Another Word For It Patrick Durusau on Topic Maps and Semantic Diversity

April 17, 2013

Requirements and Brown M&M’s Clauses

Filed under: Requirements — Patrick Durusau @ 2:10 pm

Use a No Brown M&M’s Clause by Jim Harris.

From the post:

There is a popular story about David Lee Roth exemplifying the insane demands of a power-mad celebrity by insisting that Van Halen’s contracts with concert promoters contain a clause that a bowl of M&M’s has to be provided backstage with every single brown candy removed, upon pain of forfeiture of the show, with full compensation to the band.

At least once, Van Halen followed through, peremptorily canceling a show in Colorado when Roth found some brown M&M’s in his dressing room – a clear violation of the No Brown M&M’s Clause.

However, in his book The Checklist Manifesto: How to Get Things Right, Atul Gawande recounted the explanation that Roth provided in his memoir Crazy from the Heat. “Van Halen was the first band to take huge productions into tertiary, third-level markets. We’d pull up with nine eighteen-wheeler trucks, full of gear, where the standard was three trucks, max.

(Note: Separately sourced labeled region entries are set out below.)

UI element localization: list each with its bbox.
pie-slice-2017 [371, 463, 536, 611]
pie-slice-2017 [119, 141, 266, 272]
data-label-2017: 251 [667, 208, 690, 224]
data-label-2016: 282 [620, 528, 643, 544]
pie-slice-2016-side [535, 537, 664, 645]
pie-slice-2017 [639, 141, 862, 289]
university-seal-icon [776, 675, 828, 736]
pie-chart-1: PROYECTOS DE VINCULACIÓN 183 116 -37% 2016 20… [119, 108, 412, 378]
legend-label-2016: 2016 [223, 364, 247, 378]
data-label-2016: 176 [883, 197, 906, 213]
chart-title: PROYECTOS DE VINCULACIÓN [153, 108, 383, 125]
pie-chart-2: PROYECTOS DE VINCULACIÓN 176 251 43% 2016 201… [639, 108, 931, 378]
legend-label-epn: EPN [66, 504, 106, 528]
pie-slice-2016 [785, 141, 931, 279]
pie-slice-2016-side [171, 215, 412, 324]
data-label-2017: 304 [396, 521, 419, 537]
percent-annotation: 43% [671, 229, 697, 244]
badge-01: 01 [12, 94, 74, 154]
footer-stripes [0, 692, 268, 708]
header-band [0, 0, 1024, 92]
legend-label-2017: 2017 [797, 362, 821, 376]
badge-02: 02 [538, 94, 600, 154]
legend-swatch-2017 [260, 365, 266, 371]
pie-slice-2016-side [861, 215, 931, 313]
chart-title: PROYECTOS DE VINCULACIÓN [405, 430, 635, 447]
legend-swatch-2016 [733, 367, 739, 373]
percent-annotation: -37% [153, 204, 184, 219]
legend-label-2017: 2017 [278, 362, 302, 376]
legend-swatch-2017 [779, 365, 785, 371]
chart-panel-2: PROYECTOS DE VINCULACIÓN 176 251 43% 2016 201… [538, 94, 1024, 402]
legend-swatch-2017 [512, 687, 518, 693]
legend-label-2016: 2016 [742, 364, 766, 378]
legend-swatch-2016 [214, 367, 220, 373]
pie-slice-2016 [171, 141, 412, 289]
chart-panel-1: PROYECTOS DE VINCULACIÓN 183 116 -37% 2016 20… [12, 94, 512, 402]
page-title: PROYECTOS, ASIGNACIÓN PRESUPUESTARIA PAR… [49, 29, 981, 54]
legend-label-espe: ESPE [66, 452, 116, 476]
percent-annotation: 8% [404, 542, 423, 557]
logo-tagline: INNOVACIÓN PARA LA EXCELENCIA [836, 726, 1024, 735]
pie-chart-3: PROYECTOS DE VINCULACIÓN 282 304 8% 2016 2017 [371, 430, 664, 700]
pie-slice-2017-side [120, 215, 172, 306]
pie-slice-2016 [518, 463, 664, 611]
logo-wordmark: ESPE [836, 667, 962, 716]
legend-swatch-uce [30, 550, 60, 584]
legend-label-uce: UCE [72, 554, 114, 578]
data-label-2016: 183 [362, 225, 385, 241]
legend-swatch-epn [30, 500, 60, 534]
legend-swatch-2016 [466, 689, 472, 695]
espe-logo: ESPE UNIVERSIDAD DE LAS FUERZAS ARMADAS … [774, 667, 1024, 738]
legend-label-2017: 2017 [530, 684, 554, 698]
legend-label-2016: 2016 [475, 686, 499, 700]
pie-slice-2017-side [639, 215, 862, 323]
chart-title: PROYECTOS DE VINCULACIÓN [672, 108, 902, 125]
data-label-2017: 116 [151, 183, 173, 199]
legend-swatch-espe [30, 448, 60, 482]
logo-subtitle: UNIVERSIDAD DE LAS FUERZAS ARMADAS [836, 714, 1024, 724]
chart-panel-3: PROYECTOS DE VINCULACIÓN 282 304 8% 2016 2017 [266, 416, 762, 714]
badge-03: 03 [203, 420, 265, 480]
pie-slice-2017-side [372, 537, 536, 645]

And there were many, many technical errors – whether it was the girders couldn’t support the weight, or the flooring would sink in, or the doors weren’t big enough to move the gear through.”

Therefore, because there was so much equipment, requiring so much coordination to make their concerts function smoothly and safely, Van Halen’s contracts were massive. So, just as a little test to see if the contract had actually been read by the concert promoters, buried somewhere in the middle would be article 126: the infamous No Brown M&M’s Clause.

I would not use the same clause as IT consultants will simply scan for the M&M’s clause and delegate someone to do it.

But it would be a good idea for large requirement documents to insert some similar requirement for meetings, report binding, etc.

I don’t know where David Lee Roth got the idea but dictionary publishers do something similar.

List of words and their definitions cannot be copyrighted. For obvious reasons. We don’t want one dictionary to have a monopoly on the definition of one meter for example.

But, dictionary publishers make up words, definitions for those words and include those in their dictionaries. Being original works, they are subject to copyright.

How much you need in terms of requirements will vary.

What won’t vary is your need to know the consultants have at least read your requirements.

Use a Brown M&M’s clause, you won’t regret it.